Segundo dados de um inquérito de 2016, 22,5% da população alemã tem origem migratória, mais da metade destas pessoas são cidadãos alemães. Boa parte deles contribuem para impulsionar a forte economia do país, com a sua força de trabalho e o pagamento regular de impostos. Apesar disso, o racismo faz parte da vida destes cidadãos. Muitos não acreditam que a discriminação racial irá diminuir em Dresden.
"Com o número de imigrantes que vêm entrando aqui, acho que as coisas vão piorando, porque o Pegida vai sempre tocar na mesma tecla, que são os imigrantes que fazem isso. Acho que isso vai aumentar, não vai parar", considera Matilde Djaló.
"Aqui não se muda nada. Já estou aqui há 18 anos. O que eu vejo ou o que eu já vi... Não melhora aqui, nunca vai melhorar", acrescenta Massumo Neluimba.
Já a enfermeira moçambicana Olga Carlos entende que muitos alemães ainda não se adaptaram a esta realidade e batalha por uma maior consciencialização.
"Eu digo-lhes: vocês têm de ter cuidado. O alemão, hoje em dia, não é mais loiro e com os olhos azuis, porque já estamos misturados.
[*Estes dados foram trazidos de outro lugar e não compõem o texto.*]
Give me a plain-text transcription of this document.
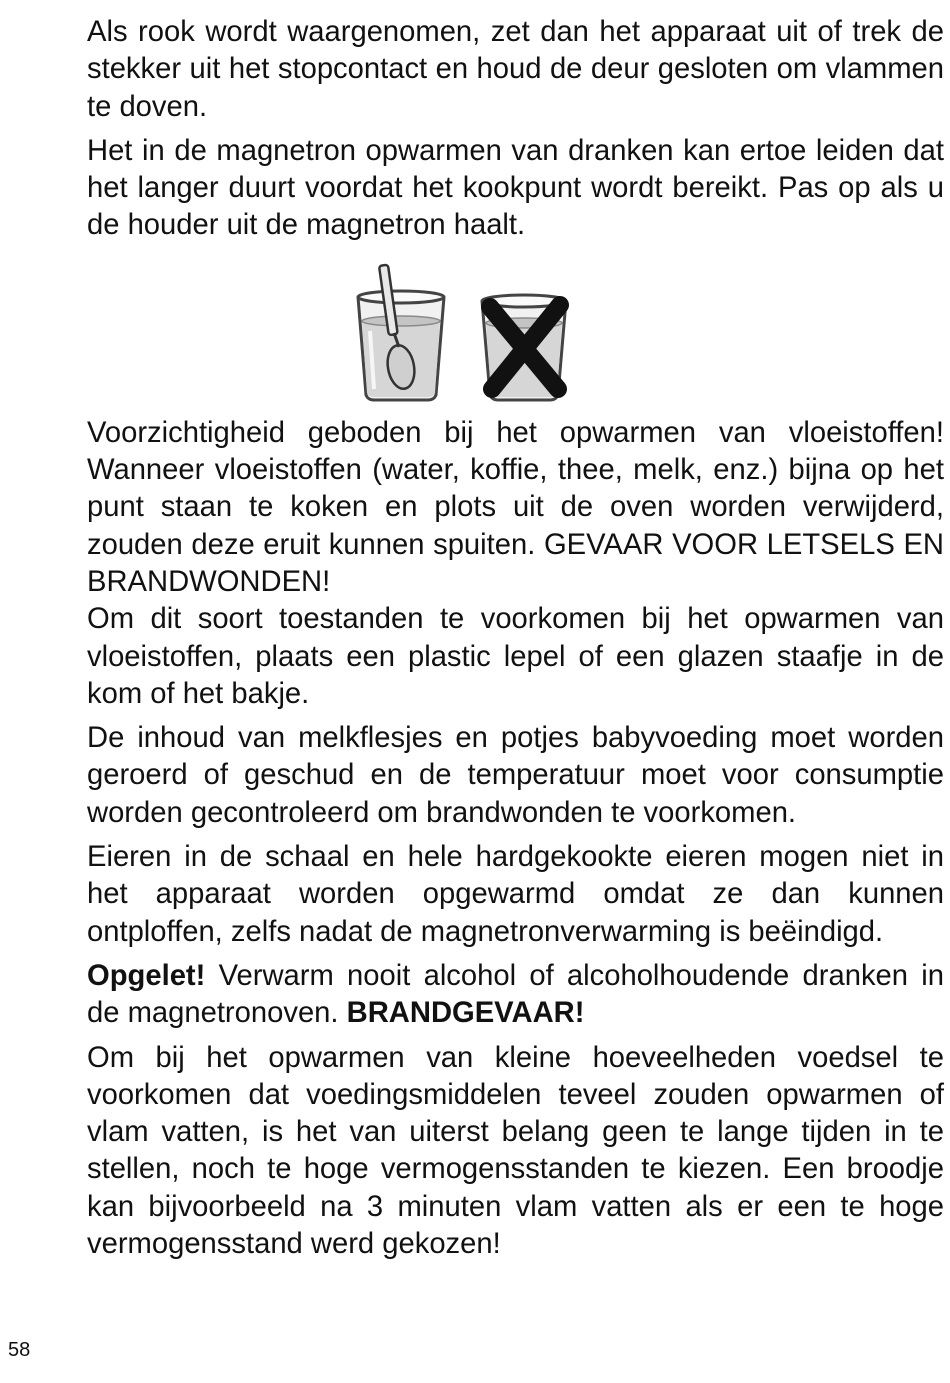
Als rook wordt waargenomen, zet dan het apparaat uit of trek de stekker uit het stopcontact en houd de deur gesloten om vlammen te doven.

Het in de magnetron opwarmen van dranken kan ertoe leiden dat het langer duurt voordat het kookpunt wordt bereikt. Pas op als u de houder uit de magnetron haalt.

Voorzichtigheid geboden bij het opwarmen van vloeistoffen! Wanneer vloeistoffen (water, koffie, thee, melk, enz.) bijna op het punt staan te koken en plots uit de oven worden verwijderd, zouden deze eruit kunnen spuiten. GEVAAR VOOR LETSELS EN BRANDWONDEN!

Om dit soort toestanden te voorkomen bij het opwarmen van vloeistoffen, plaats een plastic lepel of een glazen staafje in de kom of het bakje.

De inhoud van melkflesjes en potjes babyvoeding moet worden geroerd of geschud en de temperatuur moet voor consumptie worden gecontroleerd om brandwonden te voorkomen.

Eieren in de schaal en hele hardgekookte eieren mogen niet in het apparaat worden opgewarmd omdat ze dan kunnen ontploffen, zelfs nadat de magnetronverwarming is beëindigd.

Opgelet! Verwarm nooit alcohol of alcoholhoudende dranken in de magnetronoven. BRANDGEVAAR!

Om bij het opwarmen van kleine hoeveelheden voedsel te voorkomen dat voedingsmiddelen teveel zouden opwarmen of vlam vatten, is het van uiterst belang geen te lange tijden in te stellen, noch te hoge vermogensstanden te kiezen. Een broodje kan bijvoorbeeld na 3 minuten vlam vatten als er een te hoge vermogensstand werd gekozen!

58
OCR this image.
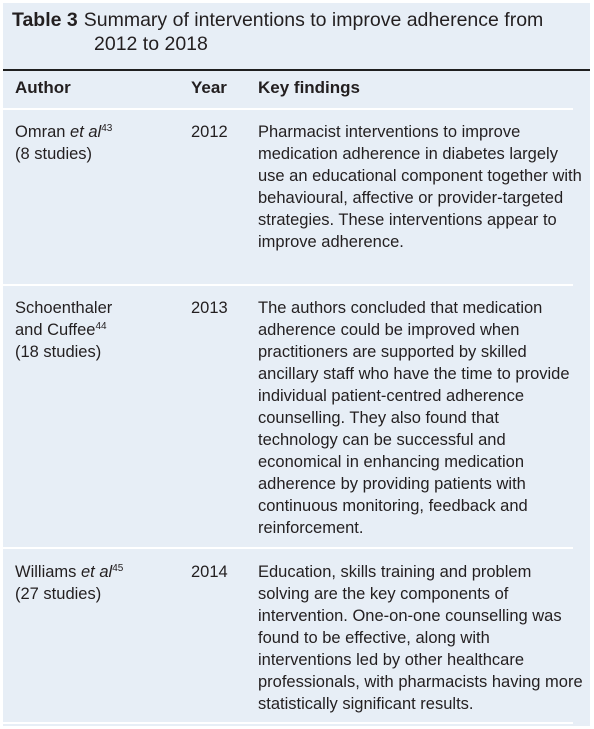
Table 3 Summary of interventions to improve adherence from
2012 to 2018
Author	Year Key findings
Omran et $al^{43}$
(8 studies)
2012	Pharmacist interventions to improve medication adherence in diabetes largely use an educational component together with behavioural, affective or provider-targeted strategies. These interventions appear to improve adherence.
Schoenthaler
and Cuffee$^{44}$
(18 studies)
2013	The authors concluded that medication adherence could be improved when practitioners are supported by skilled ancillary staff who have the time to provide individual patient-centred adherence counselling. They also found that technology can be successful and economical in enhancing medication adherence by providing patients with continuous monitoring, feedback and reinforcement.
Williams et $al^{45}$
(27 studies)
2014	Education, skills training and problem solving are the key components of intervention. One-on-one counselling was found to be effective, along with interventions led by other healthcare professionals, with pharmacists having more statistically significant results.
Eu, por exemplo, não sou estrangeira, sou alemã. Os meus filhos também são alemães. Então, eles só veem a cor e começam logo a dizer que você é estrangeiro", finaliza.
Uma mudança de mentalidade parece difícil, mas certamente seria um bom caminho para um futuro de mais igualdade numa sociedade tão plural como a alemã.